Historically, the first ever mention of pearl diving occurs in Assyrian texts. It dates back to around 2000 BC. At first, divers did not have any technical gear. They used weighted rope to stay near sea beds in the shallow seas. The divers would stay submerged for a minute and collect about 8-12 promising- looking oysters.
The golden age of pearling was between the period of 1850s-1930s. At that time pearls were more precious than diamonds. Pearl diving served as a good employment and contributed most to the national GDP till 1930s. There was a downfall to the pearling trade due to the discovery of oil in Bahrain during 1932 and introduction of cultured pearls by Japan, which were selling at low prices.
The Bahrain pearling trail is a 3.5 km long path, located at the island of Muharraq. Robin Bugeja is the owner of the pearl diving tour company, which gives an amazing tour. Before the tourists head out for actual diving, they are given a small orientation in which they are briefed about the techniques used to finding promising-looking oysters. The orientation session also includes a brief history of the whole activity and how it evolved over the years.
The climate of Bahrain is hot and dry, while summers are mostly humid. The natural hazards are that of periodic droughts and sand storms. The water temperatures are 34 degree Celsius in summers and 20 degree Celsius during winters. Most importantly, the diving season is open all year around. Moreover, Bahrain also offers a variety of wreck dives, including ships, planes, tugs and barges.
Things you need to know:
- If anyone finds a pearl whilst diving, its theirs to keep
- Bahrain is regarded as a very secure place with a very low crime rate
- Visas are required by all except passport holders of AGCC (Arabian Gulf Cooperation Council) States, (i.e. nationals of Kuwait, Oman, Qatar, Saudi Arabia and the United Arab Emirates) and citizens of the UK for a maximum of 4 weeks (providing they hold a passport with at least 6 months validity).

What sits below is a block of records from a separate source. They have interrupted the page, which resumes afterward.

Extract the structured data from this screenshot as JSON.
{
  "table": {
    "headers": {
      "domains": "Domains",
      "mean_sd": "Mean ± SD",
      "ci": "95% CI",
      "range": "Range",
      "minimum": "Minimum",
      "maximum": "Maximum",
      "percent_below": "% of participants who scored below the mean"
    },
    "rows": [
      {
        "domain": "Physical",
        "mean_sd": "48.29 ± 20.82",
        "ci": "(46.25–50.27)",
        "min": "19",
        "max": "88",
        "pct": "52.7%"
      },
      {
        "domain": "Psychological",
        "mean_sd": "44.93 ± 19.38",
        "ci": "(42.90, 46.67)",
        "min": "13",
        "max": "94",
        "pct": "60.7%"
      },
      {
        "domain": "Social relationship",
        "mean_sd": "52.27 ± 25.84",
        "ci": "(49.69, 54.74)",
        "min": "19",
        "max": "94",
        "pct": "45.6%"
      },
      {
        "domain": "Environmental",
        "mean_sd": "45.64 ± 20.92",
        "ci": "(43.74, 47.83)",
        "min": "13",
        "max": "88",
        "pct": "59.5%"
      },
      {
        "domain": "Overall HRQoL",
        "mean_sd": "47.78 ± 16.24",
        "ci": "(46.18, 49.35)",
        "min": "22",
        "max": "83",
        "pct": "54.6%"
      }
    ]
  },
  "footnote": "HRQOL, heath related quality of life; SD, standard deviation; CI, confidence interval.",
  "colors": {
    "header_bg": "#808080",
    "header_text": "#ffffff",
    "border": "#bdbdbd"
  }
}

There are numerous money exchangers operational in Bahrain. All you need is the proper identification and once provided, you will be able to exchange currency from any one of the 25 locations of Travelex Exchange stores in Bahrain in cities like Riffa, Manama, Muharraq and even Bahrain International Airport where you will land. It is helpful to note that in exchange for one US dollar, you will receive about 0.95 Bahraini Dinars in return.